No more than eight sports from Category 3 - which consists mostly of traditional sports like kempo - can be pencilled in.

Floorball has yet to be included into the SEA Games Charter's list of sports but is likely to earn Category 3 status after this year's edition in Naypyidaw.

Said Singapore National Olympic Council vice-president Tan Eng Liang: "The vast majority of the sports that Singapore is likely to recommend (for the 2015 Games) will be Olympic and Asian Games sports."

There are already at least five countries in South-east Asia - Singapore, Malaysia, Thailand, Indonesia and the Philippines - active in floorball.

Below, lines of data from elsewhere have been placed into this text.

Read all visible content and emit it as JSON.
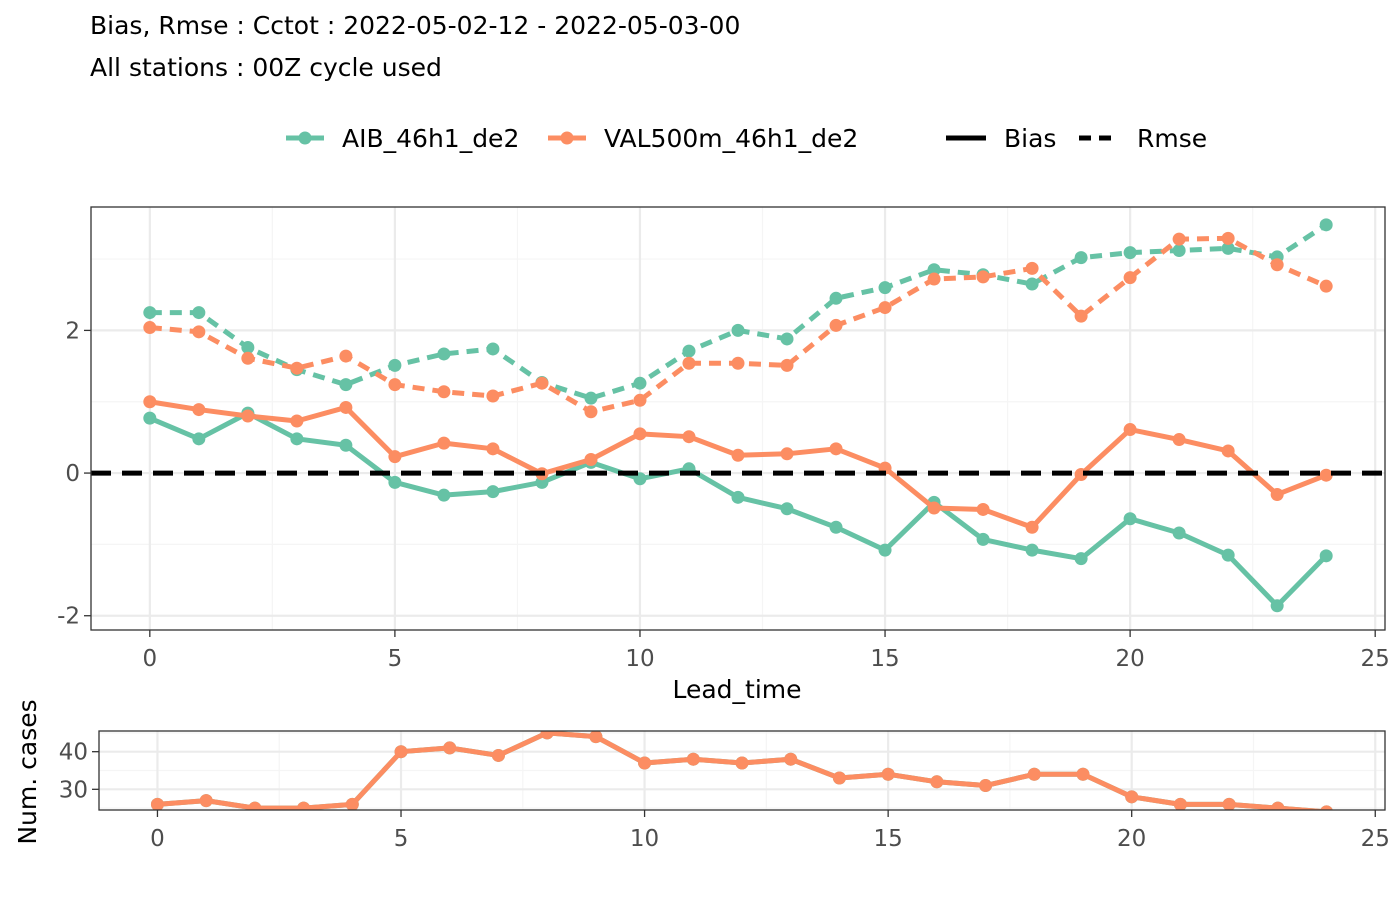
{
  "title": "Bias, Rmse : Cctot : 2022-05-02-12 - 2022-05-03-00",
  "subtitle": "All stations : 00Z cycle used",
  "colors": {
    "aib": "#66c2a5",
    "val": "#fc8d62",
    "zero_line": "#000000",
    "panel_border": "#333333",
    "grid_major": "#ebebeb",
    "grid_minor": "#f5f5f5",
    "tick_text": "#4d4d4d"
  },
  "legend": {
    "models": [
      {
        "name": "AIB_46h1_de2",
        "color": "#66c2a5"
      },
      {
        "name": "VAL500m_46h1_de2",
        "color": "#fc8d62"
      }
    ],
    "scores": [
      {
        "name": "Bias",
        "linetype": "solid"
      },
      {
        "name": "Rmse",
        "linetype": "dashed"
      }
    ]
  },
  "chart_data": [
    {
      "type": "line",
      "xlabel": "Lead_time",
      "ylabel": "",
      "xlim": [
        -1.2,
        25.2
      ],
      "ylim": [
        -2.2,
        3.73
      ],
      "x_ticks": [
        0,
        5,
        10,
        15,
        20,
        25
      ],
      "y_ticks": [
        -2,
        0,
        2
      ],
      "x": [
        0,
        1,
        2,
        3,
        4,
        5,
        6,
        7,
        8,
        9,
        10,
        11,
        12,
        13,
        14,
        15,
        16,
        17,
        18,
        19,
        20,
        21,
        22,
        23,
        24
      ],
      "hline": 0,
      "grid": true,
      "series": [
        {
          "model": "AIB_46h1_de2",
          "score": "Bias",
          "color": "#66c2a5",
          "dash": false,
          "values": [
            0.77,
            0.48,
            0.84,
            0.48,
            0.39,
            -0.13,
            -0.31,
            -0.26,
            -0.13,
            0.15,
            -0.08,
            0.06,
            -0.34,
            -0.5,
            -0.76,
            -1.08,
            -0.41,
            -0.93,
            -1.08,
            -1.2,
            -0.64,
            -0.84,
            -1.15,
            -1.86,
            -1.16
          ]
        },
        {
          "model": "VAL500m_46h1_de2",
          "score": "Bias",
          "color": "#fc8d62",
          "dash": false,
          "values": [
            1.0,
            0.89,
            0.8,
            0.73,
            0.92,
            0.23,
            0.42,
            0.34,
            -0.01,
            0.19,
            0.55,
            0.51,
            0.25,
            0.27,
            0.34,
            0.07,
            -0.49,
            -0.51,
            -0.76,
            -0.02,
            0.61,
            0.47,
            0.31,
            -0.3,
            -0.03
          ]
        },
        {
          "model": "AIB_46h1_de2",
          "score": "Rmse",
          "color": "#66c2a5",
          "dash": true,
          "values": [
            2.25,
            2.25,
            1.76,
            1.45,
            1.24,
            1.51,
            1.67,
            1.74,
            1.27,
            1.05,
            1.26,
            1.71,
            2.0,
            1.88,
            2.45,
            2.6,
            2.85,
            2.78,
            2.65,
            3.02,
            3.09,
            3.12,
            3.15,
            3.03,
            3.48
          ]
        },
        {
          "model": "VAL500m_46h1_de2",
          "score": "Rmse",
          "color": "#fc8d62",
          "dash": true,
          "values": [
            2.04,
            1.98,
            1.61,
            1.47,
            1.64,
            1.24,
            1.14,
            1.08,
            1.26,
            0.86,
            1.02,
            1.54,
            1.54,
            1.51,
            2.07,
            2.32,
            2.72,
            2.75,
            2.87,
            2.2,
            2.74,
            3.28,
            3.29,
            2.92,
            2.62
          ]
        }
      ]
    },
    {
      "type": "line",
      "xlabel": "",
      "ylabel": "Num. cases",
      "xlim": [
        -1.2,
        25.2
      ],
      "ylim": [
        24.5,
        45.5
      ],
      "x_ticks": [
        0,
        5,
        10,
        15,
        20,
        25
      ],
      "y_ticks": [
        30,
        40
      ],
      "x": [
        0,
        1,
        2,
        3,
        4,
        5,
        6,
        7,
        8,
        9,
        10,
        11,
        12,
        13,
        14,
        15,
        16,
        17,
        18,
        19,
        20,
        21,
        22,
        23,
        24
      ],
      "grid": true,
      "series": [
        {
          "model": "AIB_46h1_de2",
          "color": "#66c2a5",
          "values": [
            26,
            27,
            25,
            25,
            26,
            40,
            41,
            39,
            45,
            44,
            37,
            38,
            37,
            38,
            33,
            34,
            32,
            31,
            34,
            34,
            28,
            26,
            26,
            25,
            24
          ]
        },
        {
          "model": "VAL500m_46h1_de2",
          "color": "#fc8d62",
          "values": [
            26,
            27,
            25,
            25,
            26,
            40,
            41,
            39,
            45,
            44,
            37,
            38,
            37,
            38,
            33,
            34,
            32,
            31,
            34,
            34,
            28,
            26,
            26,
            25,
            24
          ]
        }
      ]
    }
  ]
}
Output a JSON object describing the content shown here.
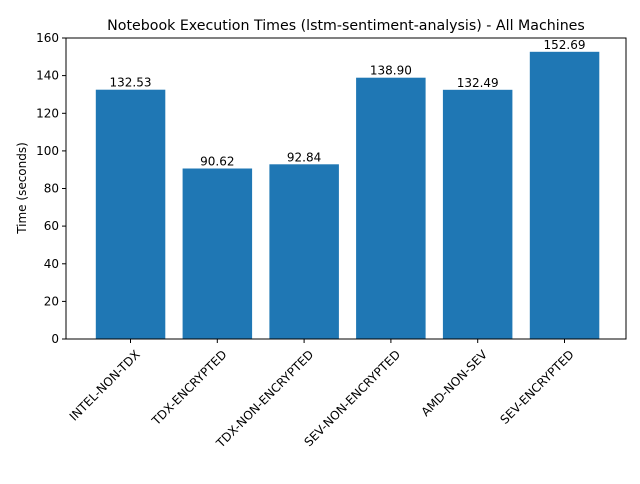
{
  "chart_data": {
    "type": "bar",
    "title": "Notebook Execution Times (lstm-sentiment-analysis) - All Machines",
    "xlabel": "",
    "ylabel": "Time (seconds)",
    "categories": [
      "INTEL-NON-TDX",
      "TDX-ENCRYPTED",
      "TDX-NON-ENCRYPTED",
      "SEV-NON-ENCRYPTED",
      "AMD-NON-SEV",
      "SEV-ENCRYPTED"
    ],
    "values": [
      132.53,
      90.62,
      92.84,
      138.9,
      132.49,
      152.69
    ],
    "value_labels": [
      "132.53",
      "90.62",
      "92.84",
      "138.90",
      "132.49",
      "152.69"
    ],
    "ylim": [
      0,
      160
    ],
    "yticks": [
      0,
      20,
      40,
      60,
      80,
      100,
      120,
      140,
      160
    ],
    "ytick_labels": [
      "0",
      "20",
      "40",
      "60",
      "80",
      "100",
      "120",
      "140",
      "160"
    ],
    "bar_color": "#1f77b4",
    "grid": false,
    "legend": "none"
  }
}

Local coaches and officials are also planning to lend their expertise to Myanmar to help them start a team.

The sport, which originated in Europe, has gained a good local following in recent years, with about 15,000 active players.

The men's national team are Asia-Pacific champions while their women counterparts are fourth, behind Japan, Australia and South Korea.

Singapore Sports Council chief executive officer Lim Teck Yin, who is also the chairman of the Singapore South-east Asia Games Organising Committee (Singsoc), is also pushing for a shift away from traditional sports at the Singapore edition of the Games. But he noted it was important for the eventual programme to still fall within the SEA Games Charter.

"There has been some concern expressed by member nations that the SEA Games needs to be more disciplined in looking at sports within the Charter and that's first and foremost in our approach," said Lim, on the sidelines of a memorandum of understanding signing ceremony between Singsoc and the Singapore Institution of Safety Officers (Siso).

"We are looking at between 35 and 40 sports - sports that have appeal to the spectators, a following, those that we know Singapore and spectators will be interested in." But while Singsoc will have some time to confirm the sporting programme, it is moving swiftly to ensure that the Games will be run smoothly.

The committee will work with Siso to oversee the Games' development and implementation of risk management plans.

Some of the safety aspects they will review include the Games' infrastructure, event programming and haze management, which has come under the spotlight in the last few weeks.

Said Lim: "We cannot take safety and well-being for granted. We have an obligation to ensure we provide a safe and enjoyable experience for everyone."